Depuis, les nouvelles éditions ont repris le prénom d’Edith
et ce n’en est que mieux.
Edith Lesprit a vraiment un très grand talent de conteuse.
Son livre à peine ouvert nous transporte en pleine aventure dans
le bush australien en compagnie des Australoïdes. On est littéralement
transportés dans un monde inconnu qu’elle nous donne envie de découvrir
avec elle.
Une fois encore elle parle de ce qu’elle connaît bien puisqu’elle
a côtoyé et vécu avec la tribu des Gubabingus au
cours d’un séjour d’étude ethnographique sur les Aborigènes
d’Australie.
Son récit est admirablement documenté. Les mœurs, les coutumes,
les dialectes, la nourriture, les armes et les rites initiatiques, tout est
fidèlement décrit et inclus dans ce roman au fur et à
mesure du déroulement de l’histoire.
Afin de justifier ce documentaire qui nous donne une autre vision de ces
êtres frustres qu’on disait il y a encore peu de temps sauvages,
alors qu’ils ne sont que primitifs et désireux de conserver cette liberté
qu’ils cultivent dans une itinérance permanente, l’auteur a
imaginé l’aventure d’un jeune garçon de 15 ans, Christopher
Mac Cullagh.
Au cours d’un voyage en jeep avec Mark, son frère aîné,
dans le désert australien, il se retrouve seul auprès du véhicule
en panne tandis que son frère part chercher du secours à plus
de cent kilomètres.
Le soleil, la soif ont raison de lui et c’est un corps inanimé que
découvre Kindu le jeune fils du chef de la tribu des Gubabingus
Soigné, nourri, adopté par le chef comme son second fils,
Chris va devenir au fil des mois un véritable aborigène sous
le nom de Moko-Moko. Pendant plus d’un an, il va partager la vie de la tribu
nomade, il sera même initié aux rites secrets et recevra les
tatouages rituels faisant de lui un véritable guerrier.

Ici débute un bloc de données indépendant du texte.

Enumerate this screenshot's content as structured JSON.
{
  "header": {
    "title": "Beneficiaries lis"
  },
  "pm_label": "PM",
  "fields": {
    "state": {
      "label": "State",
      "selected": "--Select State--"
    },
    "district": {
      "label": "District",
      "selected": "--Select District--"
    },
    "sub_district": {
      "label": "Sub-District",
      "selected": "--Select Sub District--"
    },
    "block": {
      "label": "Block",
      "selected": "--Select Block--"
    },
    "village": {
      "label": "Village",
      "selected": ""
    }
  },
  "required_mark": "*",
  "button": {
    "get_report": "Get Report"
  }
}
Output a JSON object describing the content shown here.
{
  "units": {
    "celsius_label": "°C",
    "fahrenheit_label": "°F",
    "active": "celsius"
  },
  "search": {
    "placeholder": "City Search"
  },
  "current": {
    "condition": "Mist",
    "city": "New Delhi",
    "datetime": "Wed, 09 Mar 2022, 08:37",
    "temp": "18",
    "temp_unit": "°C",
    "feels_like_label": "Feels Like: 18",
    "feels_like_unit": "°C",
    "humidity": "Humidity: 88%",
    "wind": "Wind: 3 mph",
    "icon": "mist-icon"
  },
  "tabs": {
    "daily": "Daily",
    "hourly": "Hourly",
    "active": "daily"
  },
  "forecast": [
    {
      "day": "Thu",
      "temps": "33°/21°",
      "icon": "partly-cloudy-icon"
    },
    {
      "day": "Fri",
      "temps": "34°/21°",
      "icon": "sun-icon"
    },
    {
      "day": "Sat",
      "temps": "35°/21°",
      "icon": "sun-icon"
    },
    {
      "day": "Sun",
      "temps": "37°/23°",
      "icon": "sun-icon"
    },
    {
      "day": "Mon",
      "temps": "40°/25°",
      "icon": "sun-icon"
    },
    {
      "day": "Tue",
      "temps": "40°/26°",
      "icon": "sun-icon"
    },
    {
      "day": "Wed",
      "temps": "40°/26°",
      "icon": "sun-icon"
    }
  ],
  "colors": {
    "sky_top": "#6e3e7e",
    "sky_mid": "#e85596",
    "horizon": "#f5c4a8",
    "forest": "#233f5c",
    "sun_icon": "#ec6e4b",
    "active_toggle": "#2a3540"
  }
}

Il prendra conscience du racisme envers ces peuplades pacifiques mais dérangeantes
par leur refus de la civilisation blanche et de leur extermination progressive
jusqu'en 1962 quand ils ont obtenu des droits sur les territoires qu'ils
occupaient depuis plusieurs milliers d'années (on pense également
aux indiens d’Amazone, entre autres).
Bien sûr, Moko-Moko devra retourner vers les siens au prix d’un grand
déchirement, laissant la tribu à sa liberté et à
ses grands espaces.
Edith Lesprit nous dévoile la vie des Australoïdes demeurés
à l’âge de pierre, avec force détails y compris dans ce
qui peut nous paraître cruel comme l’abandon des vieux ou la suppression
d’un nouveau né jumeau pour réguler leur population. Rien ne
nous est épargné des dangers du bush et du désert : serpents,
scorpions, crocodiles mangeurs d’enfants…
C’est dur. C’est passionnant. C’est l’aventure sous sa forme la plus forte…La
vie primitive dans sa plus simple expression.
Il y a du Yug, du Longue piste dans ce roman qui a pris sa
place parmi les classiques de Signe de Piste et qui a reçu le «
Prix de la joie de vivre par le livre en 1976. »
Je ne saurai que trop recommander à ceux qui ne l’ont pas encore
lu de plonger dans cet univers mal connu.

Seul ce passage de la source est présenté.